The following is the intruction for using all files in this repository:
The repository contains the following items:
- "Report.ipynb": write ups for introduction and background of the project;
- "LDApackage": Package/Source code for both the Gibbs Sampling and EM algorithms;
- Data files:
- "simulated.txt": simulated data;
- "realdata.txt": real life data;
- "stopword.txt": a list of stopwords to be removed from text while preprocessing;
- "setup.py": to initiate the "LDApackage" for use;
- "Simulated+Data.ipynb": test codes for simulated data and write ups for this example;
- "VIEM_Sim_topwords.txt": results from VIEM on the simulated data;
- "Gibbs_Sim_topwords.dat": results from Gibbs Sampling on the simulated data;
- "Real+Data.ipynb": test codes for real data and write ups for this example;
- "VIEM_RD_topwords.txt": results from VIEM on the simulated data;
- "Gibbs_RD_topwords.dat": results from Gibbs Sampling on the simulated data;
- "Comparison.ipynb": comparative studies with other algorithms and write ups for this part;
- "simu": Unix Executable file for simulated data to be used in Mixture of Unigrams model;
- "GibbsSamplingDMM.py", "pDMM.py": source code for Mixture of Unigrams model;
- "output": folder for Mixture of Unigrams model output;
- "README.md": this file, instructions on the repository;
- "LICENSE": open source license.
***Write ups for each example and comparative studies, see the ipynb files of the specific examples.
-
To access the source code: In the "LDApackage" folder, you will have access to the package with Gibbs Sampling method. You can also find the implementation with variational inference in "LDA_VIEM" folder.
-
To access test code and example: All text files for examples are in the same directory as codes and write ups. Please see section above for the specific file names and contents.
-
To reproduce the results:
***Gibbs Sampling: all result files, after running the code, would be saved as files named "topwords.dat". Each time of re-running or switching data file, the previous results would be overwritten. To keep the former results, please make sure you rename or save the previous .dat file before re-running the code. If parameter values changed, please restart kernel and re-run all codes.

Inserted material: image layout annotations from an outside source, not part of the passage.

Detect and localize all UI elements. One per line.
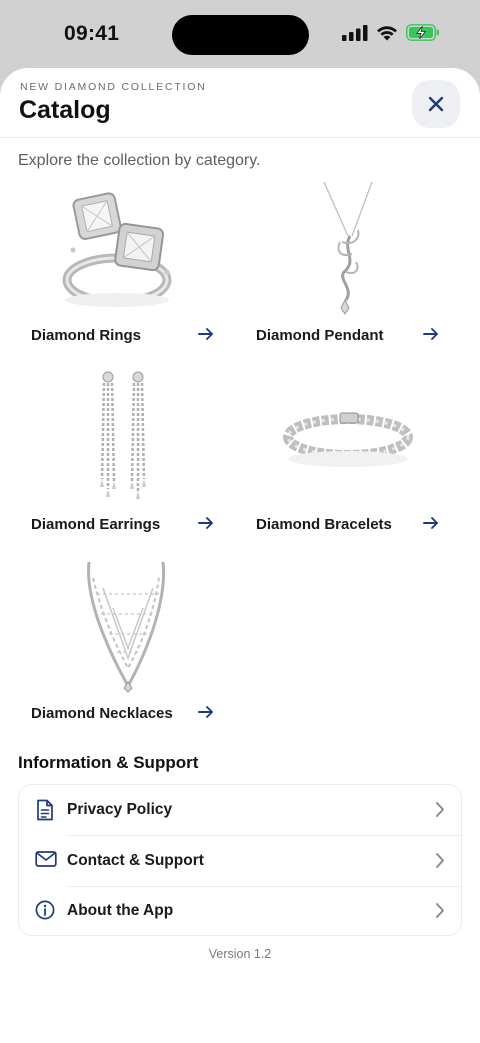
cellular-signal-icon (342, 24, 368, 41)
category-card-rings[interactable]: Diamond Rings (17, 180, 217, 355)
page-title: Catalog (19, 96, 111, 124)
info-icon (35, 900, 55, 920)
catalog-subtitle: Explore the collection by category. (18, 152, 261, 169)
arrow-right-icon (198, 328, 213, 340)
arrow-right-icon (423, 517, 438, 529)
sheet-header: NEW DIAMOND COLLECTION Catalog (0, 68, 480, 138)
arrow-right-icon (423, 328, 438, 340)
close-button[interactable] (412, 80, 460, 128)
status-icons (342, 24, 440, 41)
document-icon (37, 799, 53, 821)
support-row-label: Privacy Policy (67, 801, 173, 818)
status-time: 09:41 (64, 22, 120, 45)
support-row-privacy-policy[interactable]: Privacy Policy (19, 785, 463, 835)
arrow-right-icon (198, 706, 213, 718)
necklace-image (87, 561, 166, 693)
chevron-right-icon (436, 853, 444, 868)
support-section-title: Information & Support (18, 753, 199, 772)
chevron-right-icon (436, 903, 444, 918)
category-label: Diamond Earrings (31, 516, 161, 533)
category-label: Diamond Necklaces (31, 705, 173, 722)
category-card-pendant[interactable]: Diamond Pendant (242, 180, 442, 355)
close-icon (428, 96, 444, 112)
earrings-image (100, 371, 146, 499)
category-label: Diamond Rings (31, 327, 142, 344)
collection-eyebrow: NEW DIAMOND COLLECTION (20, 81, 207, 93)
arrow-right-icon (198, 517, 213, 529)
support-row-about[interactable]: About the App (19, 886, 463, 936)
status-bar: 09:41 (0, 0, 480, 70)
category-card-bracelets[interactable]: Diamond Bracelets (242, 369, 442, 544)
category-label: Diamond Pendant (256, 327, 384, 344)
mail-icon (35, 851, 57, 867)
category-card-earrings[interactable]: Diamond Earrings (17, 369, 217, 544)
chevron-right-icon (436, 802, 444, 817)
ring-image (62, 192, 172, 307)
bracelet-image (283, 412, 413, 467)
dynamic-island (172, 15, 309, 55)
support-row-contact[interactable]: Contact & Support (19, 836, 463, 886)
app-version: Version 1.2 (208, 947, 272, 961)
pendant-image (323, 181, 373, 315)
category-card-necklaces[interactable]: Diamond Necklaces (17, 558, 217, 733)
support-row-label: Contact & Support (67, 852, 204, 869)
catalog-sheet: NEW DIAMOND COLLECTION Catalog Explore t… (0, 68, 480, 1043)
support-list: Privacy Policy Contact & Support About t… (18, 784, 462, 936)
battery-charging-icon (406, 24, 439, 41)
wifi-icon (377, 25, 397, 40)
support-row-label: About the App (67, 902, 174, 919)
category-label: Diamond Bracelets (256, 516, 392, 533)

***Variational Inference + EM algorithm: all result files, after running the code, would be saved as files named "VIEM_RD_topwords.txt". Each time of re-running or switching data file, the previous results would be overwritten. To keep the results, please make sure you rename or save the previous .txt file before re-running the code.
- To change parameters:
***Gibbs Sampling: to alter the number of topics/top words generated, go to "init.py" under "LDApackages" folder and change the parameter under the initialization function in the LDAModel object. self.K is the number of topics and self.twords is the number of top words under each topic.
***Variational Inference + EM algorithm: to alter the number of topics/top words generated, directly call the function LDA_VIEM(documents,num_topic,maxTopicWordsNum_show) from LDA_VIEM and change the parameters of 'num_topic' and 'maxTopicWordsNum_show' respectively.